Baseado no livro do jornalista e escritor Marcos Eduardo Neves “Nunca houve um homem como Heleno” (2006), contando também com maravilhosa fotografia de Walter Carvalho, a obra nos oferece uma imagem intimista de um Rio de Janeiro da década de 40. De maneira precisa, José Henrique Fonseca optou por um preto e branco singelo e soube recriar – com muita pesquisa em arquivos e com uma belíssima montagem – uma cidade que ainda mantinha algum aspecto bucólico à época. Destaque para a chegada a uma das praias do bairro do Recreio dos Bandeirantes. Em nada lembra os dias de hoje. Aqui o texto de Neves contribui para tal ambientação devido à riqueza de detalhes em suas páginas traduzindo os locais frequentados por Heleno. Mais um destaque evidente: o tão-frequentado-por-Heleno hotel Copacabana Palace e a praia à sua frente. De novo, mais um mergulho certeiro ao Rio de 40.
A trama acompanha – à base de muita câmera subjetiva – a vida completamente curiosa e conturbada do astro Heleno. Um sujeito de personalidade ímpar. Sucesso das capas de jornais por muito tempo entre os anos de 1937 e 1950. Era estrela da seleção brasileira e um dos maiores nomes para as Copas do Mundo de 1942 e 1946. Sequer existiram estas copas. Infelizmente a 2ª guerra mundial impediu que o intempestivo gênio pudesse trazer nosso primeiro título.

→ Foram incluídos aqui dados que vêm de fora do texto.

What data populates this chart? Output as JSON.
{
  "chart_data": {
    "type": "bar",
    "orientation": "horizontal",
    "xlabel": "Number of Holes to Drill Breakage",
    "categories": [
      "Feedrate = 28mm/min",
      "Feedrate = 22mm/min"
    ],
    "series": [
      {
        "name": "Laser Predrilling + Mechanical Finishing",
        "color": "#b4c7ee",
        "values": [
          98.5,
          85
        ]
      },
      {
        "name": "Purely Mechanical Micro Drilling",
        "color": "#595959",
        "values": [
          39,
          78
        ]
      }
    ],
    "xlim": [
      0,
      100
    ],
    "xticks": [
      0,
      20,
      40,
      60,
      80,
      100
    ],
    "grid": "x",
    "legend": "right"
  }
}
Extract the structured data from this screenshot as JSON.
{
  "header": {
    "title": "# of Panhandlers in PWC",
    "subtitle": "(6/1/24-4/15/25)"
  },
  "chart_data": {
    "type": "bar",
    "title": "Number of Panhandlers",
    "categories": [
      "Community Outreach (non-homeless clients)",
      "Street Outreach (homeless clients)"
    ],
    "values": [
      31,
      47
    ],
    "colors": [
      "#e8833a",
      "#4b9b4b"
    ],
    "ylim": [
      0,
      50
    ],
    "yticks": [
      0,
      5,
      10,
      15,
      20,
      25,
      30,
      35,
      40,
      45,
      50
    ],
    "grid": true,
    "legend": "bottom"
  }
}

O jogador viveu intensamente e de maneira um tanto frenética. A película mostra a vida de luxúria do craque, suas baladas, sua boemia, seus libertinos romances, os vícios com entorpecentes e com bebidas. Em contraponto, sua paixão pelo Botafogo era algo fora do comum. A entrega em campo era exaustiva, digna de mexer com brios. Heleno chegou a 204 gols pelo alvinegro carioca e a 18 pelo escrete nacional.
A arrogância do excelente jogador era tão imensa que ele por inúmeras vezes estava envolto a atritos com colegas de equipe e com dirigentes do clube. Ele – polêmico sempre – pensava deliberadamente ser melhor que os outros. Com isso, muitas vezes ignorava comandos técnicos e não treinava. Tamanha explosão teve seu triste fim com a chegada da sífilis e uma fatal queda livre em sua vida, chegando à esquizofrenia e indo parar num sanatório em Barbacena-MG. Morre cedo demais aos 39 anos.
A narrativa fica um tanto monótona no terceiro ato. O diretor perde um pouco o controle do roteiro. Mas a obra ganha um peso com um elemento narrativo: a atuação final de Rodrigo Santoro. Neste terceiro ato do filme, Santoro domina a tela. É aqui que ele está esquálido. Aqui é a parte que toca. Foram 17 quilos perdidos para um excelente trabalho que me fez ter um respeito e admiração muito grande ao ator.
Vascaíno de coração, Santoro disse em várias entrevistas ter conquistado um carinho gigante pelo Botafogo. Mesmo com tudo que se passava ao redor de Heleno, faz bem ao futebol ver jogadores de entrega e arrojo. O craque, que por muitas vezes bradou escancaradamente que o Botafogo era sua vida, repetia a quem não se dedicava em campo: “Eu serei lembrado, vocês não”.